An example might be helpful:

Peter Pecker, president of Association "A," does not like Purple People. John Janitor is the maintenance person at Association "A"; he is also a Purple Person. Peter Pecker terminates the employment of John Janitor not because of John Janitor's incompetence, but, rather, because John Janitor is a Purple Person. Peter Pecker has consulted with his local attorney about personal liability. His local attorney advises him that State X, in which he lives, has passed a law stating that if an association purchases $2,000,000 limits of Directors & Officers Liability, no member of the board of directors can be held personally liable. Peter Pecker relies on that advice. Rather than bringing a lawsuit for wrongful termination as a result of discrimination under state law, John Janitor sues Peter Pecker, president of Association "A," the property manager of Association "A," and the board of directors of Association "A" under Title VII of the Civil Rights Act of 1964, a federal law. That law states that no employment decision may be made solely or primarily based on race, ethnicity, religious beliefs, or sex. By suing under federal law, John Janitor has completely circumvented State X's immunity legislation. As such, State X's immunity legislation becomes relatively useless.
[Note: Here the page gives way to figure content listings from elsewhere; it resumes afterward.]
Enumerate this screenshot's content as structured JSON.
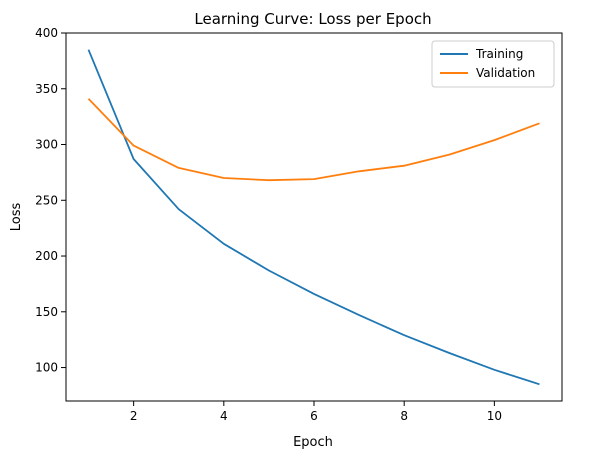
{
  "chart_data": {
    "type": "line",
    "title": "Learning Curve: Loss per Epoch",
    "xlabel": "Epoch",
    "ylabel": "Loss",
    "x": [
      1,
      2,
      3,
      4,
      5,
      6,
      7,
      8,
      9,
      10,
      11
    ],
    "xlim": [
      0.5,
      11.5
    ],
    "ylim": [
      70,
      400
    ],
    "xticks": [
      2,
      4,
      6,
      8,
      10
    ],
    "yticks": [
      100,
      150,
      200,
      250,
      300,
      350,
      400
    ],
    "grid": false,
    "legend": "top-right",
    "series": [
      {
        "name": "Training",
        "color": "#1f77b4",
        "values": [
          385,
          287,
          242,
          211,
          187,
          166,
          147,
          129,
          113,
          98,
          85
        ]
      },
      {
        "name": "Validation",
        "color": "#ff7f0e",
        "values": [
          341,
          299,
          279,
          270,
          268,
          269,
          276,
          281,
          291,
          304,
          319
        ]
      }
    ]
  }
}
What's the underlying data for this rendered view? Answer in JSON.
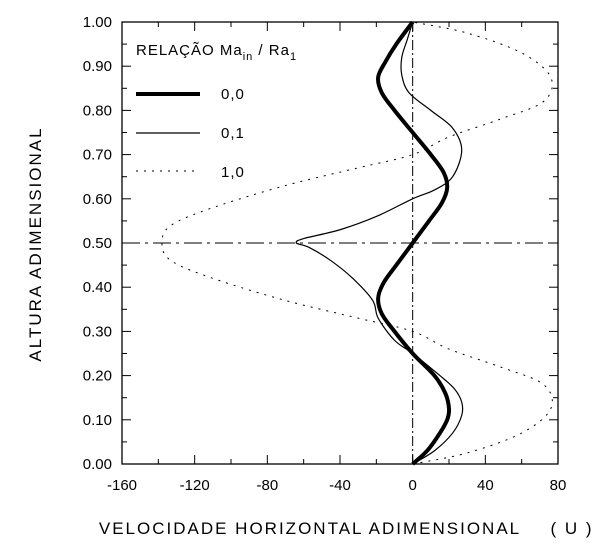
{
  "chart_data": {
    "type": "line",
    "xlabel": "VELOCIDADE HORIZONTAL ADIMENSIONAL",
    "xlabel_unit": "( U )",
    "ylabel": "ALTURA ADIMENSIONAL",
    "xlim": [
      -160,
      80
    ],
    "ylim": [
      0,
      1
    ],
    "xticks": [
      "-160",
      "-120",
      "-80",
      "-40",
      "0",
      "40",
      "80"
    ],
    "yticks": [
      "0.00",
      "0.10",
      "0.20",
      "0.30",
      "0.40",
      "0.50",
      "0.60",
      "0.70",
      "0.80",
      "0.90",
      "1.00"
    ],
    "grid": false,
    "legend_position": "top-left",
    "legend": {
      "title_main": "RELAÇÃO  Ma",
      "title_sub1": "in",
      "title_mid": " / Ra",
      "title_sub2": "1"
    },
    "reference_lines": [
      {
        "type": "vertical",
        "x": 0,
        "style": "dash-dot"
      },
      {
        "type": "horizontal",
        "y": 0.5,
        "style": "dash-dot"
      }
    ],
    "series": [
      {
        "name": "0,0",
        "style": "solid-thick",
        "points": [
          [
            0,
            0
          ],
          [
            8,
            0.03
          ],
          [
            15,
            0.07
          ],
          [
            19,
            0.1
          ],
          [
            20,
            0.125
          ],
          [
            18,
            0.16
          ],
          [
            12,
            0.2
          ],
          [
            0,
            0.25
          ],
          [
            -10,
            0.3
          ],
          [
            -17,
            0.34
          ],
          [
            -19,
            0.375
          ],
          [
            -16,
            0.41
          ],
          [
            -9,
            0.45
          ],
          [
            0,
            0.5
          ],
          [
            9,
            0.55
          ],
          [
            16,
            0.59
          ],
          [
            19,
            0.625
          ],
          [
            17,
            0.66
          ],
          [
            10,
            0.7
          ],
          [
            0,
            0.75
          ],
          [
            -10,
            0.8
          ],
          [
            -17,
            0.84
          ],
          [
            -19,
            0.875
          ],
          [
            -15,
            0.91
          ],
          [
            -9,
            0.95
          ],
          [
            0,
            1
          ]
        ]
      },
      {
        "name": "0,1",
        "style": "solid-thin",
        "points": [
          [
            0,
            0
          ],
          [
            12,
            0.03
          ],
          [
            22,
            0.07
          ],
          [
            27,
            0.11
          ],
          [
            27,
            0.14
          ],
          [
            23,
            0.17
          ],
          [
            15,
            0.2
          ],
          [
            0,
            0.25
          ],
          [
            -10,
            0.28
          ],
          [
            -19,
            0.33
          ],
          [
            -22,
            0.37
          ],
          [
            -33,
            0.42
          ],
          [
            -45,
            0.46
          ],
          [
            -57,
            0.49
          ],
          [
            -64,
            0.5
          ],
          [
            -60,
            0.51
          ],
          [
            -40,
            0.53
          ],
          [
            -20,
            0.56
          ],
          [
            0,
            0.6
          ],
          [
            12,
            0.62
          ],
          [
            22,
            0.65
          ],
          [
            27,
            0.71
          ],
          [
            22,
            0.76
          ],
          [
            10,
            0.8
          ],
          [
            -2,
            0.84
          ],
          [
            -6,
            0.88
          ],
          [
            -6,
            0.92
          ],
          [
            -3,
            0.96
          ],
          [
            0,
            1
          ]
        ]
      },
      {
        "name": "1,0",
        "style": "dotted",
        "points": [
          [
            0,
            0
          ],
          [
            30,
            0.025
          ],
          [
            60,
            0.07
          ],
          [
            76,
            0.125
          ],
          [
            72,
            0.18
          ],
          [
            48,
            0.22
          ],
          [
            20,
            0.26
          ],
          [
            0,
            0.3
          ],
          [
            -30,
            0.33
          ],
          [
            -70,
            0.37
          ],
          [
            -110,
            0.42
          ],
          [
            -133,
            0.46
          ],
          [
            -138,
            0.5
          ],
          [
            -133,
            0.54
          ],
          [
            -110,
            0.58
          ],
          [
            -70,
            0.63
          ],
          [
            -30,
            0.67
          ],
          [
            0,
            0.7
          ],
          [
            20,
            0.74
          ],
          [
            48,
            0.78
          ],
          [
            72,
            0.82
          ],
          [
            76,
            0.875
          ],
          [
            60,
            0.93
          ],
          [
            30,
            0.975
          ],
          [
            0,
            1
          ]
        ]
      }
    ]
  }
}
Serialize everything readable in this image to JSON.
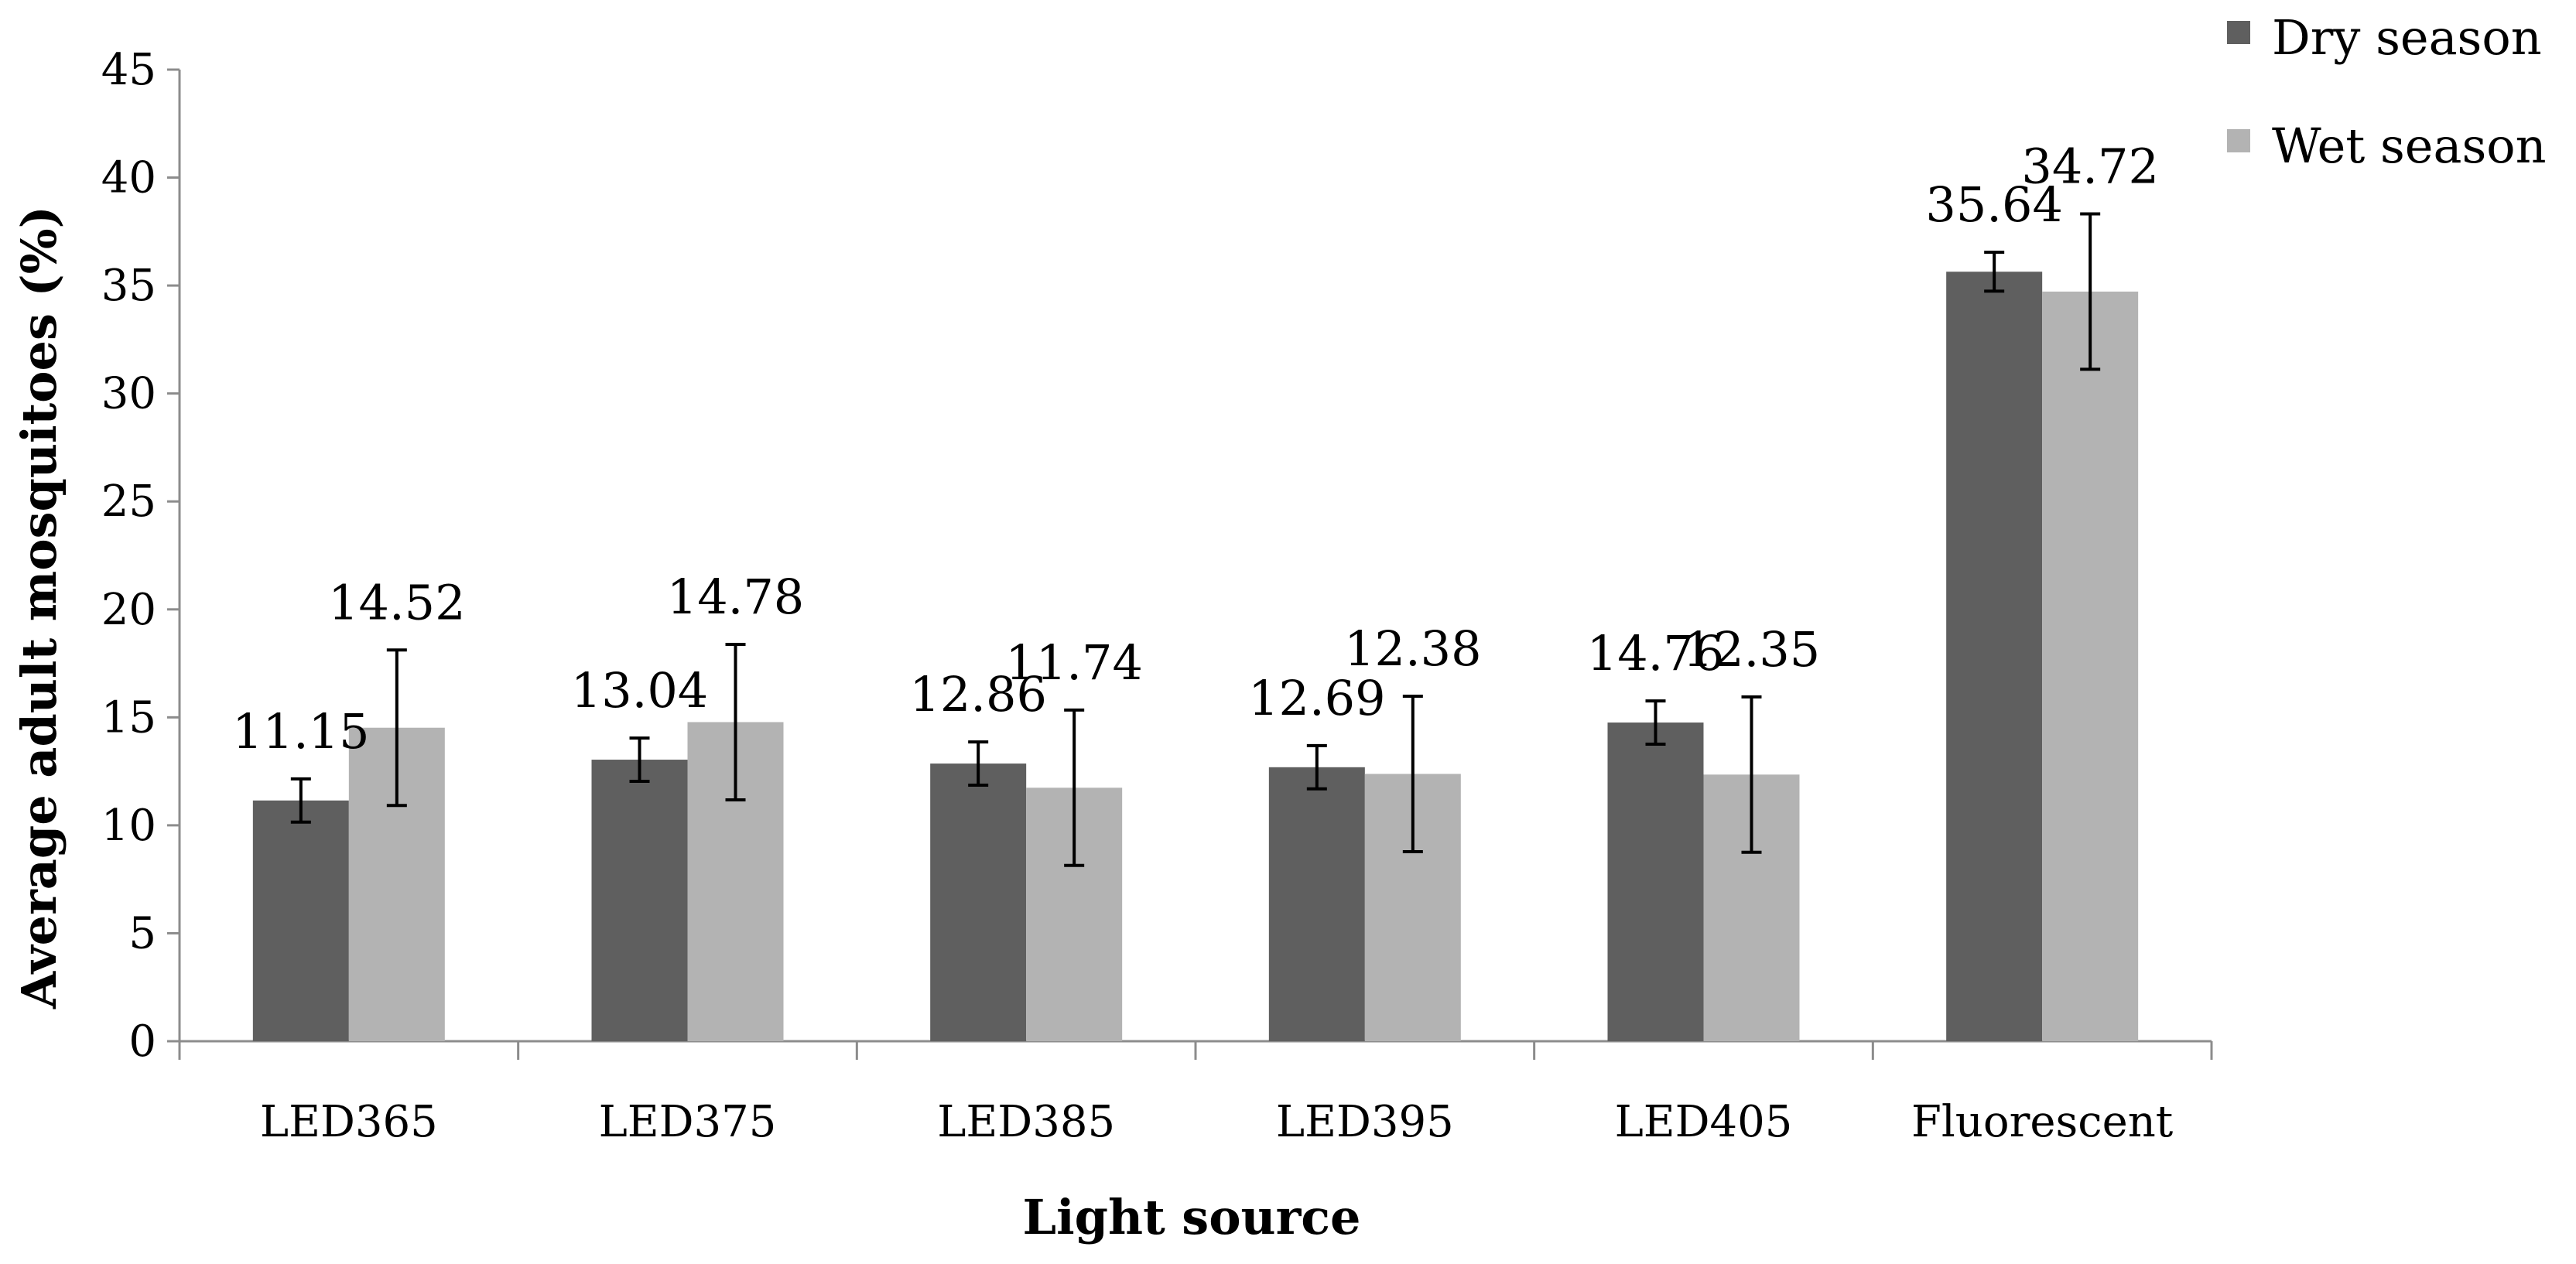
{
  "chart_data": {
    "type": "bar",
    "title": "",
    "xlabel": "Light source",
    "ylabel": "Average adult mosquitoes (%)",
    "ylim": [
      0,
      45
    ],
    "yticks": [
      0,
      5,
      10,
      15,
      20,
      25,
      30,
      35,
      40,
      45
    ],
    "grid": false,
    "legend_position": "top-right",
    "categories": [
      "LED365",
      "LED375",
      "LED385",
      "LED395",
      "LED405",
      "Fluorescent"
    ],
    "series": [
      {
        "name": "Dry season",
        "color": "#5f5f5f",
        "values": [
          11.15,
          13.04,
          12.86,
          12.69,
          14.76,
          35.64
        ],
        "labels": [
          "11.15",
          "13.04",
          "12.86",
          "12.69",
          "14.76",
          "35.64"
        ],
        "error": [
          1.0,
          1.0,
          1.0,
          1.0,
          1.0,
          0.9
        ]
      },
      {
        "name": "Wet season",
        "color": "#b3b3b3",
        "values": [
          14.52,
          14.78,
          11.74,
          12.38,
          12.35,
          34.72
        ],
        "labels": [
          "14.52",
          "14.78",
          "11.74",
          "12.38",
          "12.35",
          "34.72"
        ],
        "error": [
          3.6,
          3.6,
          3.6,
          3.6,
          3.6,
          3.6
        ]
      }
    ]
  }
}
(3) No Insulation for Gross Negligence or Wanton Behavior

State immunity legislation often provides no protection against personal liability for acts deemed to be "grossly negligent," "wanton," or "reckless." These terms are vague and subject to the interpretation of the courts. Coupled with the fact that courts typically endeavor to find remedy for injured plaintiffs, a precarious situation results for board members. If no deep pockets are readily available, i.e.- an insurance company, a court might determine an act of a board to be "grossly negligent," "wanton," or "reckless," even though most people would not consider it to be such. Once an act is deemed to be "reckless," or the like, a plaintiff is home free to seek remedy against the personal assets of affluent board members. A court that declares a board action to be "reckless" neuters state immunity laws.

(4) Despite Immunity, Defense Costs

State immunity laws, even if they withstand constitutional scrutiny, cannot protect a defendant against a lawsuit. A board of directors that is sued must still provide a defense, i.e.- incur defense costs. While a plaintiff might not be permitted to attach the personal assets of the board members, the board must still hire an attorney to defend itself. Proving one's righteousness is often a costly endeavor. In fact, defense costs constitute the majority of claims cost. Without broad coverage, and high limits, the defense costs would be borne by an association.